Where China's Rivers Run Dry; Asia: The Most Dramatic National Transformation in Human History Is Being Threatened by a Lack of Water
Schell, Orville, Newsweek
Byline: Orville Schell (Schell is the Arthur Ross director at the Asia Society's Center for U.S.-China Relations.)
The view from the top of the luxurious Morgan Centre (which will soon host a seven-star hotel) down onto Beijing's Olympic Green, where the 2008 Summer Games will begin in less than 500 days, is breathtaking. There, far below, lies the stunning Herzog & de Meuron-designed "bird nest" Olympic Stadium. Right next to it is the equally mesmerizing National Aquatics Center, a square structure with bubbled blue translucent walls known as the Water Cube. International Olympic Committee president Jacques Rogge has called this soon-to-be-completed sports complex "nothing short of staggering."

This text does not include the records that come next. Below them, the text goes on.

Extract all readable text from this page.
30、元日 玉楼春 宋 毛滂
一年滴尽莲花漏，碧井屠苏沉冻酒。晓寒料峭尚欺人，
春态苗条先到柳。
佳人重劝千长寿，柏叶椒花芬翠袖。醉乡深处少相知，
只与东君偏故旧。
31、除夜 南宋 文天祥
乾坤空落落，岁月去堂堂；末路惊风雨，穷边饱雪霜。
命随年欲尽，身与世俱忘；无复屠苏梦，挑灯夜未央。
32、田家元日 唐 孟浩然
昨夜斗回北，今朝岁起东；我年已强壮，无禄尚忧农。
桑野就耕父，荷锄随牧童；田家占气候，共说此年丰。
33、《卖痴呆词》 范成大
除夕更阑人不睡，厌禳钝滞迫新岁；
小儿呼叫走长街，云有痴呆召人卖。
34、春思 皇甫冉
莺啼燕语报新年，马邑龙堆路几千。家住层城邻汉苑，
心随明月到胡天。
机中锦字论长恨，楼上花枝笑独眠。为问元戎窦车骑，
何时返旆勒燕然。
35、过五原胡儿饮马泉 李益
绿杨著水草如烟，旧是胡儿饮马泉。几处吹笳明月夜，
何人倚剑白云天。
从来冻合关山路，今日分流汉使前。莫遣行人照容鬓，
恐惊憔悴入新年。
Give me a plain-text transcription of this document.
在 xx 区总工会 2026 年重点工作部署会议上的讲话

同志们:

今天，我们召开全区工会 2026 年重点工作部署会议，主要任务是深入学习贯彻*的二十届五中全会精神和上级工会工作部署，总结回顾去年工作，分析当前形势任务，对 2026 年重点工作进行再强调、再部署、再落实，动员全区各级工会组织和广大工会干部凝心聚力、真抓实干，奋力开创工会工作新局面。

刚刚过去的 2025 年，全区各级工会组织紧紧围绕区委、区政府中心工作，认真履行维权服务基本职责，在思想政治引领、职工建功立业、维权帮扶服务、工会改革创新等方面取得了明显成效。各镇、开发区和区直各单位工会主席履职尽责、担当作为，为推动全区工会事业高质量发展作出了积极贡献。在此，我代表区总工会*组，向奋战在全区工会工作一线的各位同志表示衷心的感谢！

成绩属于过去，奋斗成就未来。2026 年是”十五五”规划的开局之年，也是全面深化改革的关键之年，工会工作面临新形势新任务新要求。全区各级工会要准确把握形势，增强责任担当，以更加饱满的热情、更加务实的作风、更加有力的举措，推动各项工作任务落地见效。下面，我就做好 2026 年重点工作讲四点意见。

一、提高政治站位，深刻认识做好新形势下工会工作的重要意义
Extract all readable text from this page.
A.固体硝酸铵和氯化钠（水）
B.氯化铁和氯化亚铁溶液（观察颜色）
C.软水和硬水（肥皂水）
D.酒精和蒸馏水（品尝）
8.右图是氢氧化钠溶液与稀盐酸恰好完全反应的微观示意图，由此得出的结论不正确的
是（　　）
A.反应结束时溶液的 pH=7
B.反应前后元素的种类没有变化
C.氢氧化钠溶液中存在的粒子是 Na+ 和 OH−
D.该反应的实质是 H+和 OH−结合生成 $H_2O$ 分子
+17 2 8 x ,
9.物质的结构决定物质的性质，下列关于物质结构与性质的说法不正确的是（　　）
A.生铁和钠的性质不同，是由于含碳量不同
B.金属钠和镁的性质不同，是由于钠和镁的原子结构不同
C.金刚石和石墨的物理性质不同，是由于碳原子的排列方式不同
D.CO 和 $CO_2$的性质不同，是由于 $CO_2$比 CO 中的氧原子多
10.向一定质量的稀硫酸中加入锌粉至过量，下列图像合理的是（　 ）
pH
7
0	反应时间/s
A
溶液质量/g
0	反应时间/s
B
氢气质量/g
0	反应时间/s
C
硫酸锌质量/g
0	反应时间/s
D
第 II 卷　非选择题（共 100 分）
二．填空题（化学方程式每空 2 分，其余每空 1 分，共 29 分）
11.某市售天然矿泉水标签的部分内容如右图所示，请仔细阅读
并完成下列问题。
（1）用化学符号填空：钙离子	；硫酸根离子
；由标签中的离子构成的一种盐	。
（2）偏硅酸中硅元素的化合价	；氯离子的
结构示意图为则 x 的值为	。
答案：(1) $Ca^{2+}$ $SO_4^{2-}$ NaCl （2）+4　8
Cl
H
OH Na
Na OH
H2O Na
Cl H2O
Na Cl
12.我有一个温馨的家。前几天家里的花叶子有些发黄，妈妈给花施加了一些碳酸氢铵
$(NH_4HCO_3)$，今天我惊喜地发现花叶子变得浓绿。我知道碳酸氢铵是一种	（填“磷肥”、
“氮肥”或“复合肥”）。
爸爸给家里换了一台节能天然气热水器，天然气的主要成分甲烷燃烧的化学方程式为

How successfully Beijing has turned the Games into a global coming-out party is--for anyone who, like me, came to know China when Mao still held sway--a mind-bending accomplishment. What has happened here in the intervening years is perhaps the most dramatic story of national transformation in human history. However, the environmental costs of China's hell-bent development have been severe. The Aquatics Center in particular poses one critical question: where will all the water to fill this bold but massive architectural masterpiece--and to supply the Games--come from? After all, Beijing sits on the parched North China Plain, one of the most densely populated regions of the world, with 65 percent of China's agriculture and only 24 percent of its water. Moreover, because only 278 of China's 661 major cities have sewage-treatment plants, 70 percent of the country's rivers are severely polluted.
One can drive a hundred miles in any direction from Beijing and never cross a healthy river. Heading north to Shanxi province, China's major producer of coal, one passes river after river that has dried up. And in 80 percent of those Shanxi rivers that are still flowing, water quality has been rated Grade V by Chinese officials, "unfit for human contact" or for agricultural or industrial use.
As you drive south across Hebei and Henan provinces, the cradle of Chinese civilization, the situation is no better. Reaching the famed Marco Polo Bridge over the Yongding River on a recent trip, we crossed our first parched riverbed. From there to the Yellow River, some 300 miles away, we traversed the Zhi, Ming, Anyang, Sha, Zhang, Huai and many other legendary rivers that show as blue lines on the map; all of them are now almost bone dry. All that remains to memorialize these watercourses are highway bridges, left behind like vestigial organs. The Yellow River itself, once known as "China's Sorrow" because of its propensity to flood, killing millions, has in Henan been reduced to a modest-size channel. At its lower reaches in Shandong, it is not uncommon for the river to cease flowing into the Bohai Sea altogether.
Locals seem pretty sure that these rivers--which have been dammed, diverted and pumped dry--may be gone forever: they've begun planting wheat and vegetables and building large polyethylene greenhouses on their flood plains. …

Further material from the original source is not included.